I don't have a band to promote. I just write songs, and perform and record them in my basement. I just want to share my stuff. Have a listen (its free music), and if you like it share it with anybody &amp; everybody you know. 

www.soundcloud.com/vox71 

Cheers,
Alfie


----------



## Guest (Jun 11, 2012)

Nice production (sorta skimmed through them).
I like 'It's Alright'. You have a good radio friendly
voice too.


----------



## Vox71 (Mar 25, 2008)

Thanks, laristotle.


----------



## bluzfish (Mar 12, 2011)

Definitely a huge cut above most other home made production I've ever heard. I like the material and arrangements very much. My only personal critique would be that I'd like to hear the vocals a little more up front. But I have to say, that is excellent work. You have a great ear. And the other one's pretty good too ;]


----------



## Vox71 (Mar 25, 2008)

Lol. Thanks, bluzfish. Its funny how ears come in pairs. You are probably right about the mix critique. However, vocals are the one thing I am pretty self-conscious about so that probably accounts for why they are a little lower in the mix.


----------



## bluzfish (Mar 12, 2011)

Don't be. You have a good voice.


----------



## Vox71 (Mar 25, 2008)

Thanks, again


----------



## Lemmy Hangslong (May 11, 2006)

Very nicely done... It's Alright is a great song as are most you have posted IMHO. All songs have a very respectable quality of production... 15 years ago you would have been a sensation... the listening community is just too jaded for that these days... but keep on keeping on you are destined for greatness if you do


----------



## Vox71 (Mar 25, 2008)

Thanks, khingpynn. Very kind words indeed


----------



## loudtubeamps (Feb 2, 2012)

Yeah...some cool stuff goin' on.
You remind me a bit of Hawksley Workman. If you can get a hold of his first album,you would probably enjoy it.
Keep goin' with the tunes.
Cheers, d.


----------



## Vox71 (Mar 25, 2008)

Thats a very nice compliment, loudtubeamps. I know Hawksley Workman. I'm not a huge fan, but I admire his sound, and songwriting. Thanks, again


----------



## Morkolo (Dec 9, 2010)

Nice work you've done there, I especially like the harmony you have going on with the vocals... something I couldn't do if my life depended on it. 

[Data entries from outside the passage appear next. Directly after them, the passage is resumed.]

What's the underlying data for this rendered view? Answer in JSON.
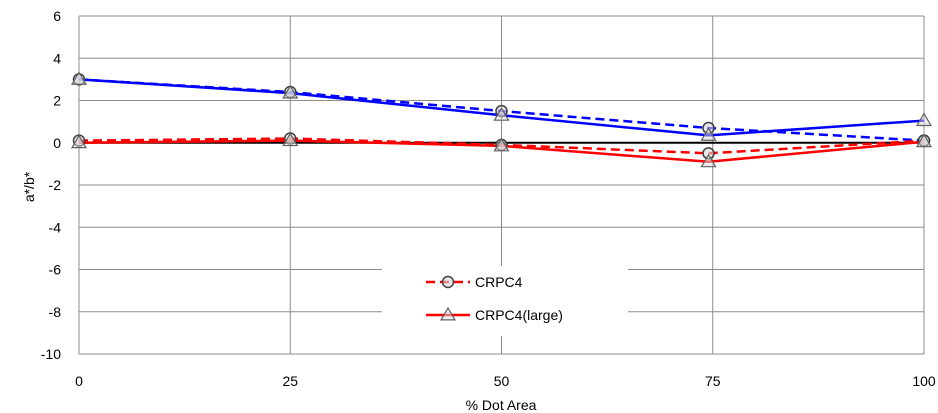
{
  "chart_data": {
    "type": "line",
    "xlabel": "% Dot Area",
    "ylabel": "a*/b*",
    "xlim": [
      0,
      100
    ],
    "ylim": [
      -10,
      6
    ],
    "x_ticks": [
      "0",
      "25",
      "50",
      "75",
      "100"
    ],
    "y_ticks": [
      "6",
      "4",
      "2",
      "0",
      "-2",
      "-4",
      "-6",
      "-8",
      "-10"
    ],
    "grid": true,
    "legend_position": "bottom-center",
    "x": [
      0,
      25,
      50,
      74.5,
      100
    ],
    "series": [
      {
        "name": "",
        "color": "#0000ff",
        "dash": true,
        "marker": "circle",
        "values": [
          3.0,
          2.4,
          1.5,
          0.7,
          0.1
        ]
      },
      {
        "name": "",
        "color": "#0000ff",
        "dash": false,
        "marker": "triangle",
        "values": [
          3.0,
          2.35,
          1.3,
          0.35,
          1.05
        ]
      },
      {
        "name": "CRPC4",
        "color": "#ff0000",
        "dash": true,
        "marker": "circle",
        "values": [
          0.1,
          0.2,
          -0.1,
          -0.5,
          0.1
        ]
      },
      {
        "name": "CRPC4(large)",
        "color": "#ff0000",
        "dash": false,
        "marker": "triangle",
        "values": [
          0.0,
          0.1,
          -0.15,
          -0.9,
          0.05
        ]
      }
    ],
    "legend": [
      {
        "label": "CRPC4",
        "color": "#ff0000",
        "dash": true,
        "marker": "circle"
      },
      {
        "label": "CRPC4(large)",
        "color": "#ff0000",
        "dash": false,
        "marker": "triangle"
      }
    ]
  }
}
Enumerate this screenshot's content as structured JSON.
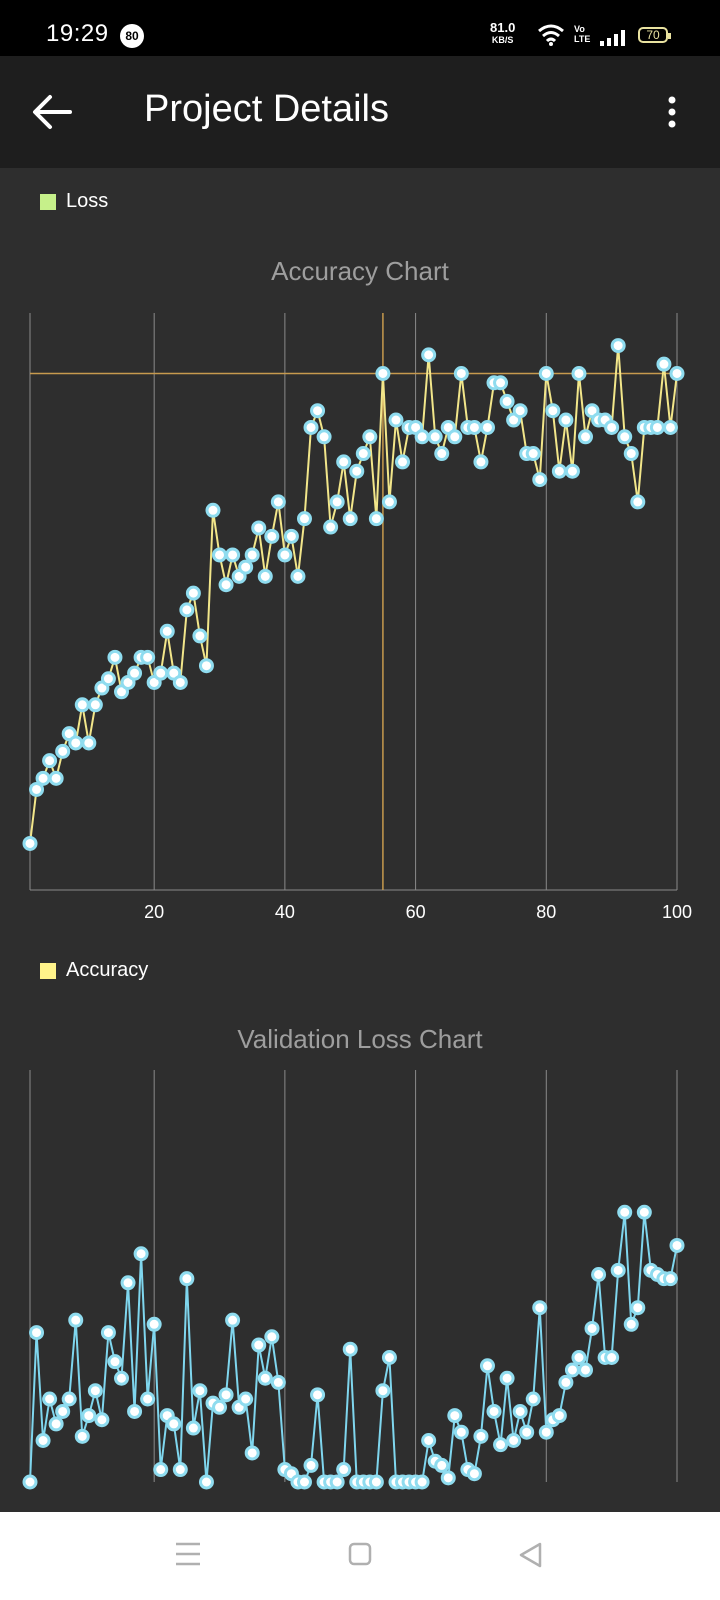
{
  "status_bar": {
    "time": "19:29",
    "notification_count": "80",
    "net_speed": "81.0",
    "net_speed_unit": "KB/S",
    "volte": "Vo\nLTE",
    "battery": "70"
  },
  "app_bar": {
    "title": "Project Details",
    "back_icon": "arrow-left-icon",
    "menu_icon": "more-vert-icon"
  },
  "legends": {
    "loss": {
      "label": "Loss",
      "color": "#c6f08a"
    },
    "accuracy": {
      "label": "Accuracy",
      "color": "#fff38a"
    }
  },
  "colors": {
    "accuracy_line": "#f2e68a",
    "validation_line": "#7fd6ee",
    "point_fill": "#ffffff",
    "point_ring": "#8fdcef",
    "highlight": "#c79a4e",
    "grid": "#8a8a8a"
  },
  "chart_data": [
    {
      "type": "line",
      "title": "Accuracy Chart",
      "xlabel": "",
      "ylabel": "",
      "xlim": [
        1,
        100
      ],
      "ylim": [
        0.285,
        0.905
      ],
      "x_ticks": [
        20,
        40,
        60,
        80,
        100
      ],
      "grid": "vertical",
      "highlight": {
        "x": 55,
        "y": 0.84
      },
      "series": [
        {
          "x": [
            1,
            2,
            3,
            4,
            5,
            6,
            7,
            8,
            9,
            10,
            11,
            12,
            13,
            14,
            15,
            16,
            17,
            18,
            19,
            20,
            21,
            22,
            23,
            24,
            25,
            26,
            27,
            28,
            29,
            30,
            31,
            32,
            33,
            34,
            35,
            36,
            37,
            38,
            39,
            40,
            41,
            42,
            43,
            44,
            45,
            46,
            47,
            48,
            49,
            50,
            51,
            52,
            53,
            54,
            55,
            56,
            57,
            58,
            59,
            60,
            61,
            62,
            63,
            64,
            65,
            66,
            67,
            68,
            69,
            70,
            71,
            72,
            73,
            74,
            75,
            76,
            77,
            78,
            79,
            80,
            81,
            82,
            83,
            84,
            85,
            86,
            87,
            88,
            89,
            90,
            91,
            92,
            93,
            94,
            95,
            96,
            97,
            98,
            99,
            100
          ],
          "values": [
            0.335,
            0.393,
            0.405,
            0.424,
            0.405,
            0.434,
            0.453,
            0.443,
            0.484,
            0.443,
            0.484,
            0.502,
            0.512,
            0.535,
            0.498,
            0.508,
            0.518,
            0.535,
            0.535,
            0.508,
            0.518,
            0.563,
            0.518,
            0.508,
            0.586,
            0.604,
            0.558,
            0.526,
            0.693,
            0.645,
            0.613,
            0.645,
            0.622,
            0.632,
            0.645,
            0.674,
            0.622,
            0.665,
            0.702,
            0.645,
            0.665,
            0.622,
            0.684,
            0.782,
            0.8,
            0.772,
            0.675,
            0.702,
            0.745,
            0.684,
            0.735,
            0.754,
            0.772,
            0.684,
            0.84,
            0.702,
            0.79,
            0.745,
            0.782,
            0.782,
            0.772,
            0.86,
            0.772,
            0.754,
            0.782,
            0.772,
            0.84,
            0.782,
            0.782,
            0.745,
            0.782,
            0.83,
            0.83,
            0.81,
            0.79,
            0.8,
            0.754,
            0.754,
            0.726,
            0.84,
            0.8,
            0.735,
            0.79,
            0.735,
            0.84,
            0.772,
            0.8,
            0.79,
            0.79,
            0.782,
            0.87,
            0.772,
            0.754,
            0.702,
            0.782,
            0.782,
            0.782,
            0.85,
            0.782,
            0.84
          ]
        }
      ]
    },
    {
      "type": "line",
      "title": "Validation Loss Chart",
      "xlabel": "",
      "ylabel": "",
      "xlim": [
        1,
        100
      ],
      "ylim": [
        0.0,
        1.0
      ],
      "grid": "vertical",
      "series": [
        {
          "x": [
            1,
            2,
            3,
            4,
            5,
            6,
            7,
            8,
            9,
            10,
            11,
            12,
            13,
            14,
            15,
            16,
            17,
            18,
            19,
            20,
            21,
            22,
            23,
            24,
            25,
            26,
            27,
            28,
            29,
            30,
            31,
            32,
            33,
            34,
            35,
            36,
            37,
            38,
            39,
            40,
            41,
            42,
            43,
            44,
            45,
            46,
            47,
            48,
            49,
            50,
            51,
            52,
            53,
            54,
            55,
            56,
            57,
            58,
            59,
            60,
            61,
            62,
            63,
            64,
            65,
            66,
            67,
            68,
            69,
            70,
            71,
            72,
            73,
            74,
            75,
            76,
            77,
            78,
            79,
            80,
            81,
            82,
            83,
            84,
            85,
            86,
            87,
            88,
            89,
            90,
            91,
            92,
            93,
            94,
            95,
            96,
            97,
            98,
            99,
            100
          ],
          "values": [
            0.0,
            0.36,
            0.1,
            0.2,
            0.14,
            0.17,
            0.2,
            0.39,
            0.11,
            0.16,
            0.22,
            0.15,
            0.36,
            0.29,
            0.25,
            0.48,
            0.17,
            0.55,
            0.2,
            0.38,
            0.03,
            0.16,
            0.14,
            0.03,
            0.49,
            0.13,
            0.22,
            0.0,
            0.19,
            0.18,
            0.21,
            0.39,
            0.18,
            0.2,
            0.07,
            0.33,
            0.25,
            0.35,
            0.24,
            0.03,
            0.02,
            0.0,
            0.0,
            0.04,
            0.21,
            0.0,
            0.0,
            0.0,
            0.03,
            0.32,
            0.0,
            0.0,
            0.0,
            0.0,
            0.22,
            0.3,
            0.0,
            0.0,
            0.0,
            0.0,
            0.0,
            0.1,
            0.05,
            0.04,
            0.01,
            0.16,
            0.12,
            0.03,
            0.02,
            0.11,
            0.28,
            0.17,
            0.09,
            0.25,
            0.1,
            0.17,
            0.12,
            0.2,
            0.42,
            0.12,
            0.15,
            0.16,
            0.24,
            0.27,
            0.3,
            0.27,
            0.37,
            0.5,
            0.3,
            0.3,
            0.51,
            0.65,
            0.38,
            0.42,
            0.65,
            0.51,
            0.5,
            0.49,
            0.49,
            0.57
          ]
        }
      ]
    }
  ]
}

Great work, keep them coming.


----------



## Vox71 (Mar 25, 2008)

Thanks, Morkolo


----------



## fudb (Dec 8, 2010)

Listened to the first four, on a pretty jazzy set of computer speakers.. I'd say the following:

There's something about the high frequencies I'm not a fan of. They sound harsh... The first song - It's Alright - the vocals could use de-essing. The mix overall on the second version is quite a lot better, but the vocals are still pretty sibilant, IMO.

The vocals (as pointed out) are generally too low. Remember most people listen to the vocals first, and don't listen with the critical ear of a musician. You're a strong singer, don't worry... 

You've got a ton of great ideas. You might consider putting a few less of them in.. The music could use breathing room, in my opinion.

Definitely keep at it!


----------